Charlie has decided that I’m his human. His spunky little kitten self is never far from me. I think he’s trying to compensate for being named last. He’s also very likely found his permanent home with me; I don’t think I can give him back. 

His brother Oreo could be a twin to him. His purr is quiet, and this affectionate little guy loves to climb everything. He also likes to try to eat my roommate’s bunny’s hay if I’m not looking. He’s been known to climb on the bunny’s cage to try and make friends, a trick that he taught all of his siblings. Our bunny is not interested in friendship and thumps to show his displeasure at the intrusion. 

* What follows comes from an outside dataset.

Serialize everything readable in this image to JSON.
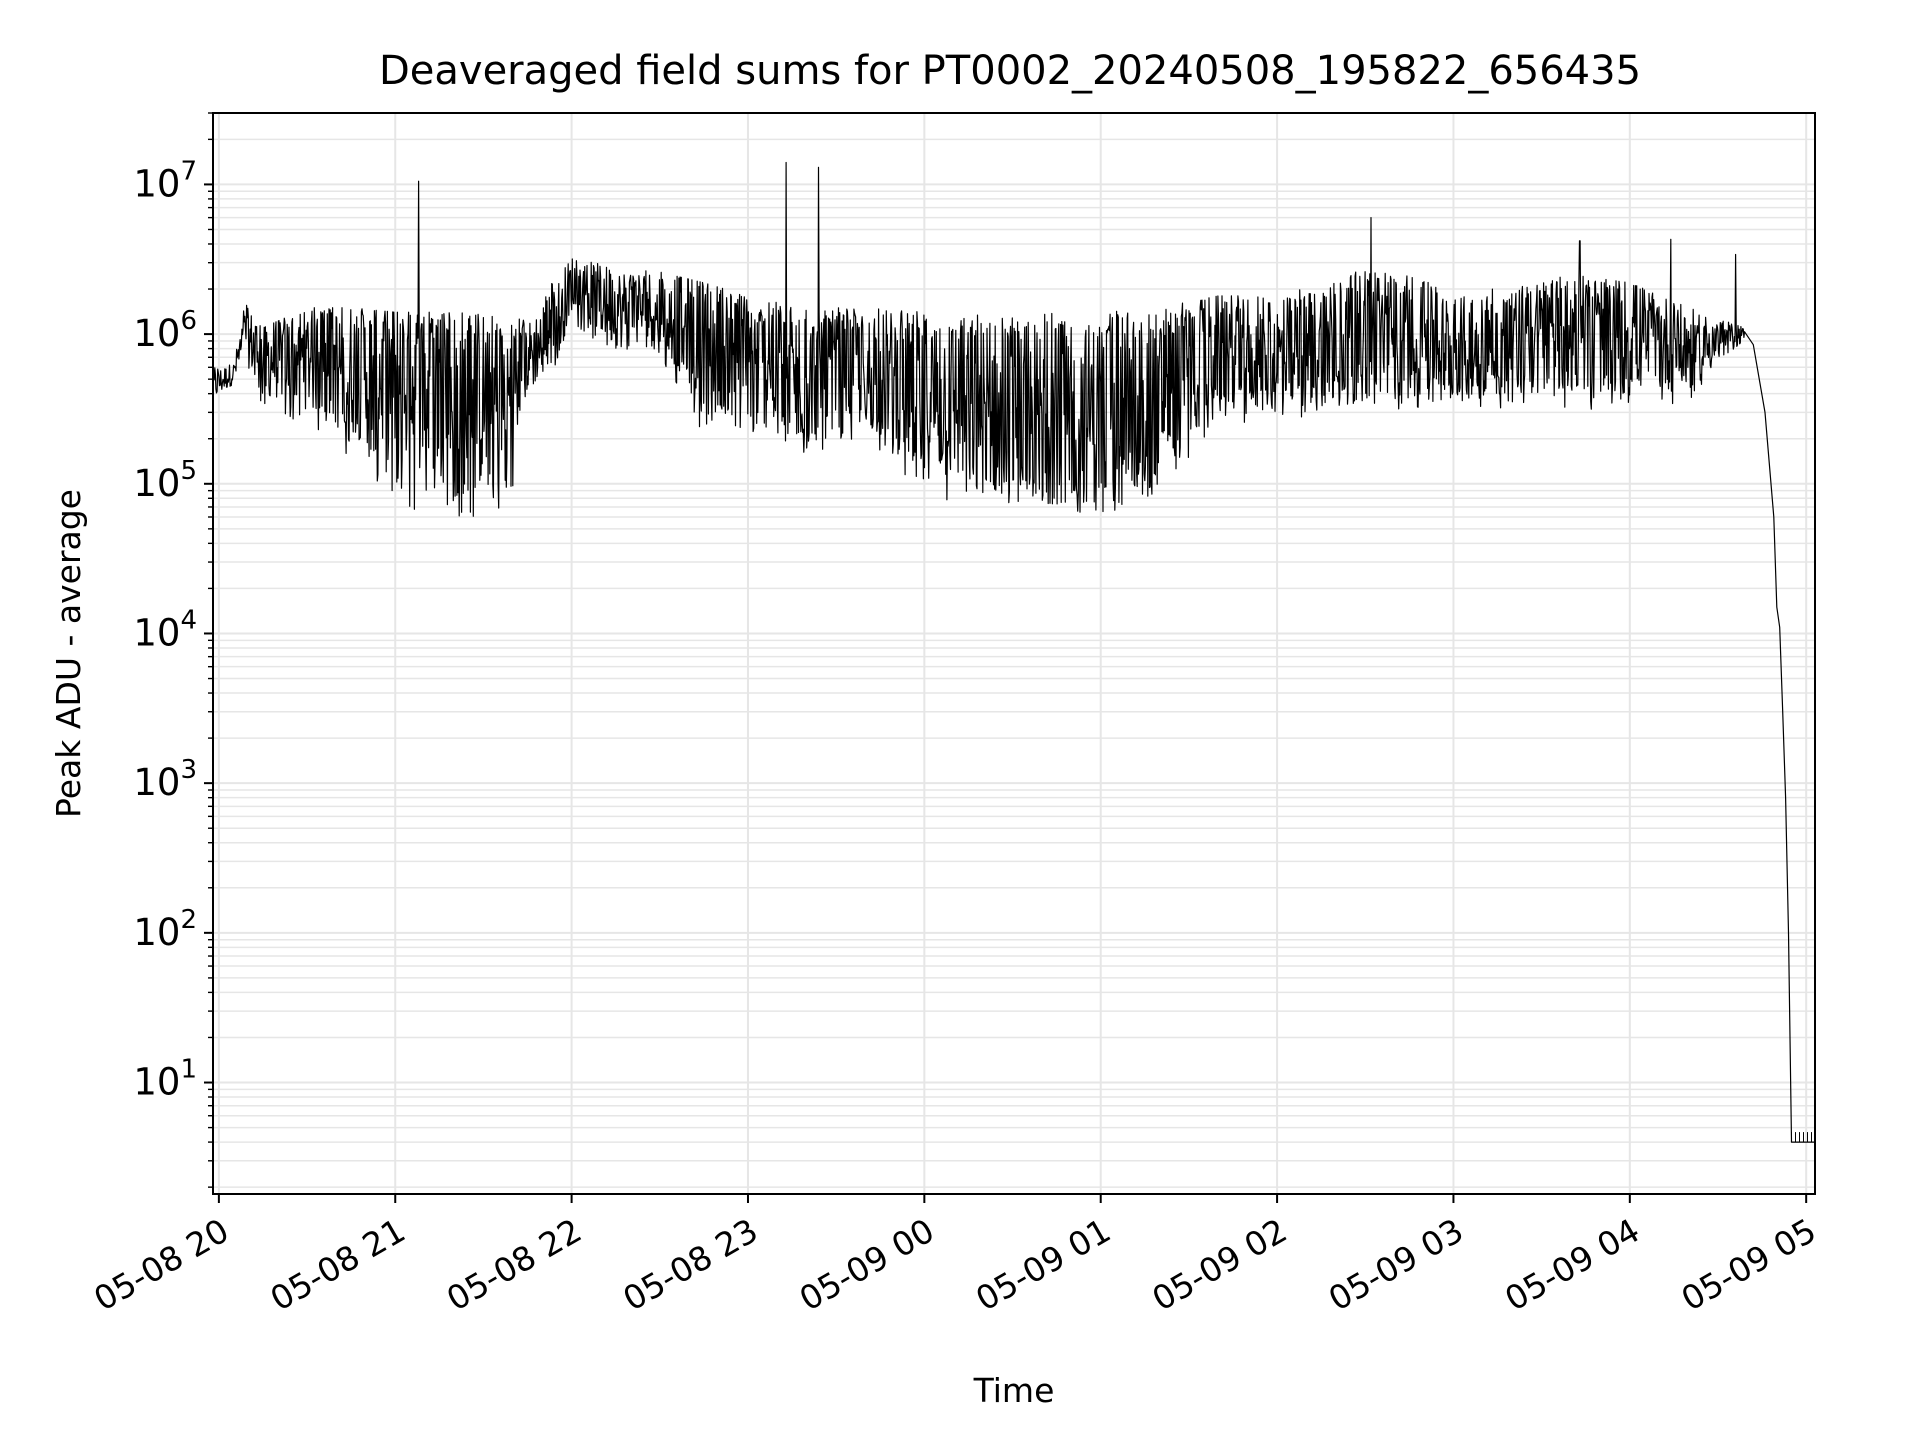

The smallest, littlest one is named Albus after Albus Dumbledore. He’s the best behaved out of the four. He loves our fuzzy teal blanket and is content to just cuddle with me or my roommate. He’s also getting over a kitten cold, poor little guy. His sneezing fits are so funny, though, that we can’t help but laugh.

All four have unanimously decided that my chest and shoulders are the safest, most comfortable places in the world to relax. My lap simply won’t do. Occasionally the cute little monsters get caught in my hair, and I’m left trying to wrestle a snagged paw off the back of my head while trying to not hurt them.

The humane society I’m fostering from has been incredibly supportive. Any questions I have, they answer promptly. They are the largest shelter in my state, so they get all the animals that no one really wants, mostly "bully breed" dogs and cats. They really care about their animals. 

I’m happy to contribute in any way I can. By socializing little Minx, Charlie, Oreo and Albus, they will be happier and healthier kittens when they go out on the adoption floor. This increases their chances of finding a forever home.

The greatest lesson I’ve learned about living with mental illness is you have to take an active part in the healing process. Inspirational Internet messages never really helped me battle my depression, but they were right about one thing. Life really can be amazing, even with mental health issues. 

Life can be filled with warmth and laughter. Especially when it comes in the form of a two-pound kitten purring on my chest.